IPv6 Connectivity Saga (part n+1)

Michael Sinatra michael at rancid.berkeley.edu
Sun Feb 3 00:19:13 UTC 2008


Thomas Kühne wrote:
> On Saturday February 2 2008, Iljitsch van Beijnum wrote:
>> On 2 feb 2008, at 11:42, Thomas Kühne wrote:
>>> I took a DMOZ[1] dump
>> What's a DMOZ dump?
> 
> DMOZ: http://www.dmoz.org/about.html
> # The Open Directory Project is the largest, most comprehensive human-edited
> # directory of the Web. It is constructed and maintained by a vast, global
> # community of volunteer editors.
> 
> A DMOZ dump is the complete data set including directory structure, links and
> descriptions.
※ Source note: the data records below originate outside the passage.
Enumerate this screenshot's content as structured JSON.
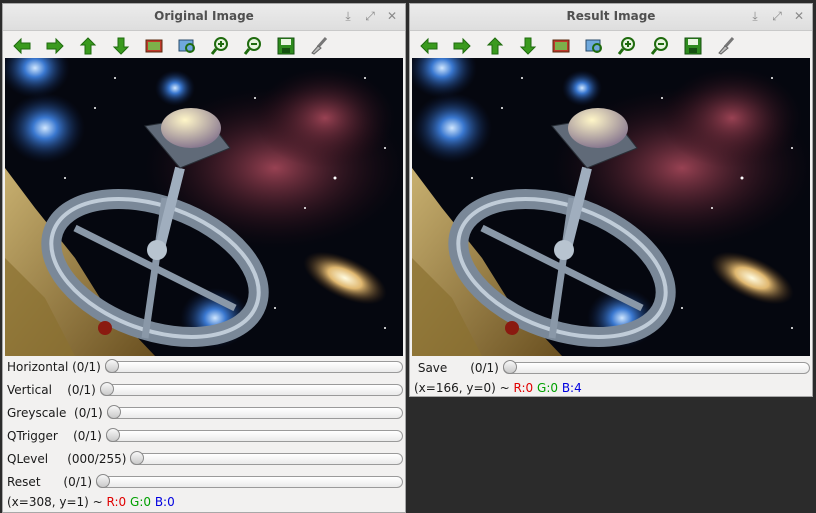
{
  "windows": {
    "original": {
      "title": "Original Image",
      "trackbars": [
        {
          "name": "Horizontal",
          "value": "(0/1)"
        },
        {
          "name": "Vertical",
          "value": "(0/1)"
        },
        {
          "name": "Greyscale",
          "value": "(0/1)"
        },
        {
          "name": "QTrigger",
          "value": "(0/1)"
        },
        {
          "name": "QLevel",
          "value": "(000/255)"
        },
        {
          "name": "Reset",
          "value": "(0/1)"
        }
      ],
      "status": {
        "coords": "(x=308, y=1) ~ ",
        "r": "R:0",
        "g": "G:0",
        "b": "B:0"
      }
    },
    "result": {
      "title": "Result Image",
      "trackbars": [
        {
          "name": "Save",
          "value": "(0/1)"
        }
      ],
      "status": {
        "coords": "(x=166, y=0) ~ ",
        "r": "R:0",
        "g": "G:0",
        "b": "B:4"
      }
    }
  },
  "toolbar_icons": [
    "arrow-left-icon",
    "arrow-right-icon",
    "arrow-up-icon",
    "arrow-down-icon",
    "image-icon",
    "zoom-fit-icon",
    "zoom-in-icon",
    "zoom-out-icon",
    "save-icon",
    "properties-brush-icon"
  ],
  "titlebar_icons": [
    "pin-icon",
    "maximize-icon",
    "close-icon"
  ],
  "colors": {
    "arrow": "#3a9a1e",
    "save": "#2e8b1e",
    "status_r": "#e00000",
    "status_g": "#00a000",
    "status_b": "#0000e0"
  }
}
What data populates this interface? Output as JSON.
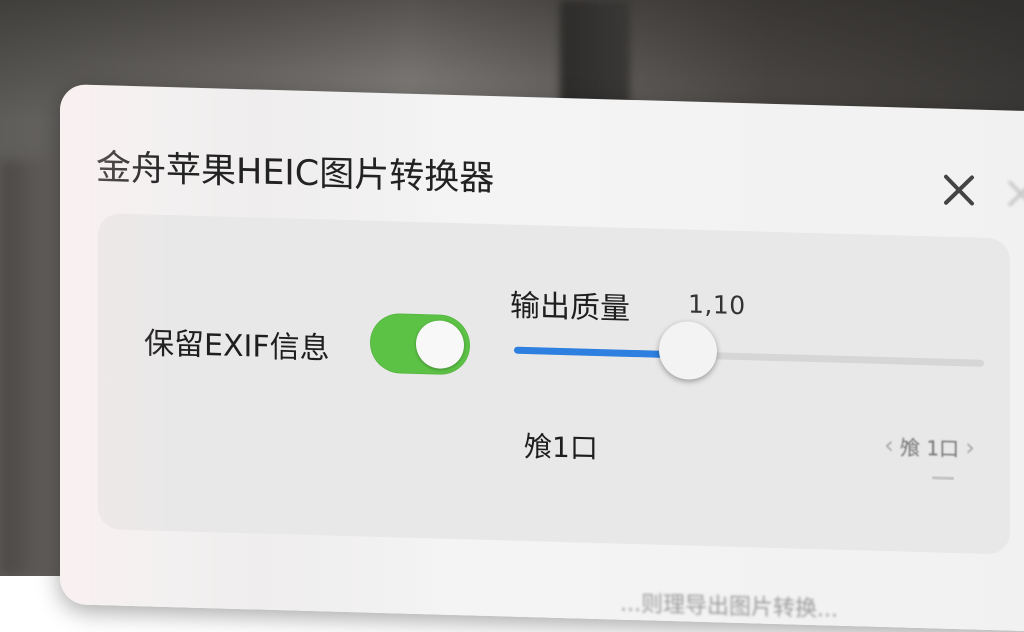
{
  "window": {
    "title": "金舟苹果HEIC图片转换器",
    "close_icon": "close-icon"
  },
  "colors": {
    "toggle_on": "#5cc246",
    "slider_fill": "#2d7fe0",
    "panel_bg": "#e9e8e8"
  },
  "settings": {
    "exif_label": "保留EXIF信息",
    "exif_enabled": true,
    "quality_label": "输出质量",
    "quality_value": "1,10",
    "quality_fraction": 0.37,
    "bottom_label": "飧1口",
    "stepper_value": "飧 1口",
    "stepper_left_icon": "chevron-left-icon",
    "stepper_right_icon": "chevron-right-icon"
  },
  "footer": {
    "hint": "...则理导出图片转换..."
  }
}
I've use this source because other lists are either too small or
> contain a lot of spam.

I'd like to hear more about the methods that led to your summary, and, 
if possible, take a look at the raw data.  It sounds to me like you took 
the dump file and parsed it so that all of the URLs could be sorted by 
domain.  Did you then do DNS lookups on each domain name (or hostname?) 
and see how many had AAAA records?  Did you also look at NS records (I 
am assuming you did)?  I understand what TLDs and NSes are, but I don't 
quite know what you mean when you say things like "thus a cross check 
via TLDs' NS."

As for raw data, at the very least, it would be useful to get a list of 
the resources that have some form of IPv6 brokenness, so that those of 
us who would actually like to provide our information resources over 
both IPv4 and IPv6 can get to work on fixing it.

I personally am concerned that there are some islands of poor v6 
connectivity out there that are having problems reaching v6 resources, 
even though other parts of the v6 world are able to reach those 
resources just fine.  Because we may only be able to test from "good" v6 
locations, we can't see what's wrong at the "bad" v6 locations.